Thursday, April 01, 2010

Heil Gaia (because James Lovelock won't do) !

James Lovelock on the value of sceptics and why Copenhagen was doomed | Environment | guardian.co.uk
We need a more authoritative world. We've become a sort of cheeky, egalitarian world where everyone can have their say. It's all very well, but there are certain circumstances – a war is a typical example – where you can't do that. You've got to have a few people with authority who you trust who are running it. And they should be very accountable too, of course.

But it can't happen in a modern democracy. This is one of the problems. What's the alternative to democracy? There isn't one. But even the best democracies agree that when a major war approaches, democracy must be put on hold for the time being. I have a feeling that climate change may be an issue as severe as a war. It may be necessary to put democracy on hold for a while.
But the interview as a whole reveals Lovelock as intellectually incoherent. He also bewails the corruption of scientific integrity in the Climategate scandal and calls for scientific transparency and openness to criticism. Just how he thinks that is going to be possible in a more authoritarian society, I have no idea (to call for a less democratic society is to call for a more authoritarian society, not a more authoritative) one.
Fudging the data in any way whatsoever is quite literally a sin against the holy ghost of science. I'm not religious, but I put it that way because I feel so strongly. It's the one thing you do not ever do. You've got to have standards.
Of course Lovelock does not stop to ask why a non-religious man has to rely on religious language to make such a point. This reveals his lack of depth in questions anthropological, his inability to grasp the necessarily "religious" nature of human bonding in any shape or form (I'm not saying you have to believe in God or in highly ritualized social life but I am saying there is no conceivable form of social life that is not in some way historically derivative of belief in God/the supernatural and ritual). The secular is just another form of the sacred.

Lovelock doesn't see how his own position is just another form of religion, and given his naivete about religion, he doesn't really understand how humans can be bound by any set of authoritative norms within a democratic or non-dictatorial society. (It's not entirely true that the nations which won the two world wars put democracy on hold - to a degree, yes, but only to a degree and they relied for their wartime resiliency on banked social capital that would eventually have run out if they remained for long non-democratic.) And so he implicitly calls for a dictatoriship of "scientists", without thinking through how good science - free-thinking and self-critical - and dictatorship could ever be compatible. Men are not angels, not even the best scientists.

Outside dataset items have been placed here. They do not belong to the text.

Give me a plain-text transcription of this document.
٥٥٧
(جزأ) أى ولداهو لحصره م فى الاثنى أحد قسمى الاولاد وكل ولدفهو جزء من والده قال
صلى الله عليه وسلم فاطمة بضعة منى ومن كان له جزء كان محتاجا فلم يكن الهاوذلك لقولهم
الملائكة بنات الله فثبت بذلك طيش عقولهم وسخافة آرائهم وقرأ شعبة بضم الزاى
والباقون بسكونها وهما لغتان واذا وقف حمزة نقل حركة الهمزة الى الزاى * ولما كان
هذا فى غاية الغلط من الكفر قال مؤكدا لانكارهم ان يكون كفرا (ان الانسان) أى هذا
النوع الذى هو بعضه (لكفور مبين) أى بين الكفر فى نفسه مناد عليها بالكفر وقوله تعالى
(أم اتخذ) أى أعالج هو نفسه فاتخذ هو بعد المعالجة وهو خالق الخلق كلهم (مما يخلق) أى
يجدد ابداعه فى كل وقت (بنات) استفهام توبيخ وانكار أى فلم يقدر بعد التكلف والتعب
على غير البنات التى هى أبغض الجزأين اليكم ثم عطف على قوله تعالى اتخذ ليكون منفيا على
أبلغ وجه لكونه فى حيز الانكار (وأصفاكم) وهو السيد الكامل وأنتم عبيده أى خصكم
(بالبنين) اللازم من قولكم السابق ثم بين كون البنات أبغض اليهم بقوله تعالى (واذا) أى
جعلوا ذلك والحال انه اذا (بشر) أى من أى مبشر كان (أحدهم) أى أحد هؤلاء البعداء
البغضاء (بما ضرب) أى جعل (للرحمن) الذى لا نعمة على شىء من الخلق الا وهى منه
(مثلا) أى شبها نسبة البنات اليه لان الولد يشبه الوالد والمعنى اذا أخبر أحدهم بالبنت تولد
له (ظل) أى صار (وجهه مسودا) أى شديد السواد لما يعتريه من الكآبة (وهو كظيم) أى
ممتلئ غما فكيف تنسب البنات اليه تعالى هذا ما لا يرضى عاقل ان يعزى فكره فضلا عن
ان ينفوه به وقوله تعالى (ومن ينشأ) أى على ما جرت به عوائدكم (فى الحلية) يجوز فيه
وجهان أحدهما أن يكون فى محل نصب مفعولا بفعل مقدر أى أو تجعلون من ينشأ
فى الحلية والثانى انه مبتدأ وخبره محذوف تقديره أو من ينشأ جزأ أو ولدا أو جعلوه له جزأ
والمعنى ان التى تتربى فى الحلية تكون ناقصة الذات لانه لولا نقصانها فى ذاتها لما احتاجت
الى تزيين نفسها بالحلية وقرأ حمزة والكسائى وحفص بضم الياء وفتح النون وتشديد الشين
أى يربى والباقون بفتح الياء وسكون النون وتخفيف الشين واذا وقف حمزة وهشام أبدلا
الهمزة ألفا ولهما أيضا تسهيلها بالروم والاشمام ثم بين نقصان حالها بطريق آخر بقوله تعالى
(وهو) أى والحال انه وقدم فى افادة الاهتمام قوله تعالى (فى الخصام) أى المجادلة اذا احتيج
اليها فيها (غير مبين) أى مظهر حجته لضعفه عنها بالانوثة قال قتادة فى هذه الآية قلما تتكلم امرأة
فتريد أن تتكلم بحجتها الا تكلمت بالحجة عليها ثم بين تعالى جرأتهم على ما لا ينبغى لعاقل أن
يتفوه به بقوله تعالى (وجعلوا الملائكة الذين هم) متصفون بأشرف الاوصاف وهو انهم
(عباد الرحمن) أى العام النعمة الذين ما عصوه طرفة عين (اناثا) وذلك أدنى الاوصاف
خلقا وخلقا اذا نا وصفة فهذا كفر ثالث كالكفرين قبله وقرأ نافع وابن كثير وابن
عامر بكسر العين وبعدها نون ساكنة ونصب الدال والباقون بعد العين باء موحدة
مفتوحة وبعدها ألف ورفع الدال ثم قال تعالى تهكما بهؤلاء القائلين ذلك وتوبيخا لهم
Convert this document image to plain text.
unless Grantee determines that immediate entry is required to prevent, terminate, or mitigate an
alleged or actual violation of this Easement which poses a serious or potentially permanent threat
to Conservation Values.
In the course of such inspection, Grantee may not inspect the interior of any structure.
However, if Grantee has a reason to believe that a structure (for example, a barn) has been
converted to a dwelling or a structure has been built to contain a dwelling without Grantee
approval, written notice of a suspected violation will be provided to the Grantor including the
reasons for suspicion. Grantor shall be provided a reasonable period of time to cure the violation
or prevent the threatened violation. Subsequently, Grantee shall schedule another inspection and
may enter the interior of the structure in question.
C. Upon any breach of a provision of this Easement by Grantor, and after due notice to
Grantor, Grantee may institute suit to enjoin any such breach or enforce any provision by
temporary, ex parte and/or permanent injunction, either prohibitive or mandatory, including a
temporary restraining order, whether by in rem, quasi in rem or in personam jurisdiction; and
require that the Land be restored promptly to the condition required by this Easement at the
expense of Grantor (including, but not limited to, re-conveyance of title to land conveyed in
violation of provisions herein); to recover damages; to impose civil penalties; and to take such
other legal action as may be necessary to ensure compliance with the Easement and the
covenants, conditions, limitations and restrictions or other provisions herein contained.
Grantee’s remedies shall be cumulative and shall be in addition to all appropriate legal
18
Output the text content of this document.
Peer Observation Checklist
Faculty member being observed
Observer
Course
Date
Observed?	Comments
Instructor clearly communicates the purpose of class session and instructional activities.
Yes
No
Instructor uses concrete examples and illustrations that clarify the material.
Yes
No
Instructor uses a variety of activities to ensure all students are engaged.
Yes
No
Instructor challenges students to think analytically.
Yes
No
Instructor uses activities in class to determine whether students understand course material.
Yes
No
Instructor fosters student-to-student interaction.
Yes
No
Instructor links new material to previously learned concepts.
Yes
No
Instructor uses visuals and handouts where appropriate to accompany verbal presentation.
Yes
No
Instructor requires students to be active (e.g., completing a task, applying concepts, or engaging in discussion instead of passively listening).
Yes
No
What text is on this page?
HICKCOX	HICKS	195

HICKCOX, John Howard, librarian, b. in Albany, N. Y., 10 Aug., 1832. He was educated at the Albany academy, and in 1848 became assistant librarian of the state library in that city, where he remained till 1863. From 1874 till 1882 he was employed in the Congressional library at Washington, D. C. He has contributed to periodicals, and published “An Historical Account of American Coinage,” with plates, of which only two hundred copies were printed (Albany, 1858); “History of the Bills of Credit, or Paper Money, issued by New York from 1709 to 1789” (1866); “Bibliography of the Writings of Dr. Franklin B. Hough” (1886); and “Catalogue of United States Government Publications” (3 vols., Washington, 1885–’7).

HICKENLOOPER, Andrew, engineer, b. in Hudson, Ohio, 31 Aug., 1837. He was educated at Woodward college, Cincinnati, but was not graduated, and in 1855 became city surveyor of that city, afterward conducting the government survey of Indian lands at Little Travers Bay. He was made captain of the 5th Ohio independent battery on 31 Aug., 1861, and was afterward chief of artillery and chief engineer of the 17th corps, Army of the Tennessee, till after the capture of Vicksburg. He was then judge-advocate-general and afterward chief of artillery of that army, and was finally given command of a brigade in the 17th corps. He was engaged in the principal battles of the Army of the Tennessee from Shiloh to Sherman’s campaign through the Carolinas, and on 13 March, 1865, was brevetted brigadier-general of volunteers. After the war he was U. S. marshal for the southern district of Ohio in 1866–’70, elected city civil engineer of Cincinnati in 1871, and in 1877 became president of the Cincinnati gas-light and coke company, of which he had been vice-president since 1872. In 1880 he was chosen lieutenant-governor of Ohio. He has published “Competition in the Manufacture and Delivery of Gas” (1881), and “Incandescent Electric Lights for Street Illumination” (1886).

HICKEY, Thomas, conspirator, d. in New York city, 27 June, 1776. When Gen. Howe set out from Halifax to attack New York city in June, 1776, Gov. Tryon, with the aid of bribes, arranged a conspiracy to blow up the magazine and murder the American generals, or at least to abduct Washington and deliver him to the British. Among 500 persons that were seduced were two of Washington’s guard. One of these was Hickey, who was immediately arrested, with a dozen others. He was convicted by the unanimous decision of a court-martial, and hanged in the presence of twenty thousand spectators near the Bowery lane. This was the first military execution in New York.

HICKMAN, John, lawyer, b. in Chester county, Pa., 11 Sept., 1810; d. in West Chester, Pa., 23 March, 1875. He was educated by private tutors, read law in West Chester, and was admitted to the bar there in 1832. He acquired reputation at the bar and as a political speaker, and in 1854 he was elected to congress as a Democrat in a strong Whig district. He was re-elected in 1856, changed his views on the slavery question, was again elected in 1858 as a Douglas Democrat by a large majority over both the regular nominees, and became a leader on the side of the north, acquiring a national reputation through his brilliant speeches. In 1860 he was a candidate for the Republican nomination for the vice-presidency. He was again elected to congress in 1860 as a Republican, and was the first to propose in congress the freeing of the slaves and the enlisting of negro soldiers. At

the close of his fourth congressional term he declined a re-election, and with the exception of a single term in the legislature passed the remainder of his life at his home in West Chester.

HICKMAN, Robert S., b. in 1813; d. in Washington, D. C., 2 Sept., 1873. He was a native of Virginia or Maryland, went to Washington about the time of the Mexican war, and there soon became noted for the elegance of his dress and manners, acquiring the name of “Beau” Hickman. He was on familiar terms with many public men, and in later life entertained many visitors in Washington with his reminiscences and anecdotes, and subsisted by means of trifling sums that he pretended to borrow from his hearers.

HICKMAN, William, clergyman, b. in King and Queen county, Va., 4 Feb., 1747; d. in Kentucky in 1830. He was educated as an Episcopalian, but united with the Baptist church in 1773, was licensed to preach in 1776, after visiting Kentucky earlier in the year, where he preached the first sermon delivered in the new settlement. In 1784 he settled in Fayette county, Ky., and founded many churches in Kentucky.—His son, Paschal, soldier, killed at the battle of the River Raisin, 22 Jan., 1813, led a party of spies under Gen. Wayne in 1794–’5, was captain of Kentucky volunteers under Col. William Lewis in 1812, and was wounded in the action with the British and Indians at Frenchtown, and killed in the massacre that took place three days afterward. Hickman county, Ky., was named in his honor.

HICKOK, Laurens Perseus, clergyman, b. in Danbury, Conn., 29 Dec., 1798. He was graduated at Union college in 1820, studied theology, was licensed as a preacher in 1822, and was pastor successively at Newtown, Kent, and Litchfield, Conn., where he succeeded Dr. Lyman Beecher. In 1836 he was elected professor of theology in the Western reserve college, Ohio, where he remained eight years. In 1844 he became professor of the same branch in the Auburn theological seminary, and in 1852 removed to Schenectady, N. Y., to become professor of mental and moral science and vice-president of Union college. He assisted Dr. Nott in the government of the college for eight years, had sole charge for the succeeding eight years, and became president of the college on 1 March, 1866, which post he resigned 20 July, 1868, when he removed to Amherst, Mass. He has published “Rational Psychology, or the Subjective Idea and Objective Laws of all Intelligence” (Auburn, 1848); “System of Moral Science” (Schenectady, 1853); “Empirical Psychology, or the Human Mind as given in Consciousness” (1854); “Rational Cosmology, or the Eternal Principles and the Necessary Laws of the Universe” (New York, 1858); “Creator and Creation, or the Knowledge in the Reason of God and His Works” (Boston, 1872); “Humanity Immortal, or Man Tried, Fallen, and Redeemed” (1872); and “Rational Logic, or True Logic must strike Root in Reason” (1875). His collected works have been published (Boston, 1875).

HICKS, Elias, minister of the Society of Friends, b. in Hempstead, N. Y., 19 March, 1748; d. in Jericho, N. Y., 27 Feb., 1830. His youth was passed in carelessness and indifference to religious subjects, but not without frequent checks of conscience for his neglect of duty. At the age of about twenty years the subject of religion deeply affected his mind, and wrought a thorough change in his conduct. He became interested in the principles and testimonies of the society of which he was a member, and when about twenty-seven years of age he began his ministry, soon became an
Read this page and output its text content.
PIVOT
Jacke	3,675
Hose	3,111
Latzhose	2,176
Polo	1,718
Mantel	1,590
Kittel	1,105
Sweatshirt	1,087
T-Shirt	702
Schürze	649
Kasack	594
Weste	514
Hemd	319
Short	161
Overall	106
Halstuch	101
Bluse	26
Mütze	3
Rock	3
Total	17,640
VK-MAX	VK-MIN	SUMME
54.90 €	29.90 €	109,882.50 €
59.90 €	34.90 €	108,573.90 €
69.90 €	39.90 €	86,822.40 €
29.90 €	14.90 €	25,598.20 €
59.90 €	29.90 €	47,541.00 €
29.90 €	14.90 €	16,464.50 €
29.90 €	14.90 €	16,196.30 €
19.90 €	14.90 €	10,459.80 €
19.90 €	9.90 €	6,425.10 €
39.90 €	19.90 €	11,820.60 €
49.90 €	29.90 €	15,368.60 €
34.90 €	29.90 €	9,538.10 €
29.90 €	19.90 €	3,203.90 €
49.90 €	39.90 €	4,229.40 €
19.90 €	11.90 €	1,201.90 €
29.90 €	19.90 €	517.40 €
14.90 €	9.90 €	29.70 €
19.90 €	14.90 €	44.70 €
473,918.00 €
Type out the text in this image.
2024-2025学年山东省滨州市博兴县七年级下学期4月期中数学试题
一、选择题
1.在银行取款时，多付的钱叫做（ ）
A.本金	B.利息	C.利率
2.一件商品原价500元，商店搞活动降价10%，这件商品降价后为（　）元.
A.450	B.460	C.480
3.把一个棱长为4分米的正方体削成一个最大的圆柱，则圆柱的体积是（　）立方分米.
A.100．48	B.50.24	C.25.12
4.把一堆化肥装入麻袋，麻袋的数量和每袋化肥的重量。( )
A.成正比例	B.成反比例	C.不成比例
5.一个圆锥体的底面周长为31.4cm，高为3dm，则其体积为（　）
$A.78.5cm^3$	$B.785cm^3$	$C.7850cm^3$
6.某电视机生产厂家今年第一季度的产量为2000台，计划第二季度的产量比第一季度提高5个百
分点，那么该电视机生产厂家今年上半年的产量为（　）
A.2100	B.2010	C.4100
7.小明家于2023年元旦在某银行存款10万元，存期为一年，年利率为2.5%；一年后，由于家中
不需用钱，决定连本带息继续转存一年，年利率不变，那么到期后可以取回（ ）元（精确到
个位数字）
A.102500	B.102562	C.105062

However, we can be, on occasion, angelic. Lovelock does not appreciate how democratic covenants can come into being to give humans both authoritative norms and freedom in their continual re-iteration, exchange, and modification of shared norms. (No shared norms, no freedom - just the dictatorship of one arbitrary authority or another.) Perhaps it is when we are being angelic that we are most open to the revelatory quality of events, the revelations that if communicated - and accepted/exchanged/changed - can provide a way to a new understanding of shared norms/imperatives and new forms of exchange or reciprocity. In short, the angel, as the messenger between God and man, may bear the promise of a new covenant.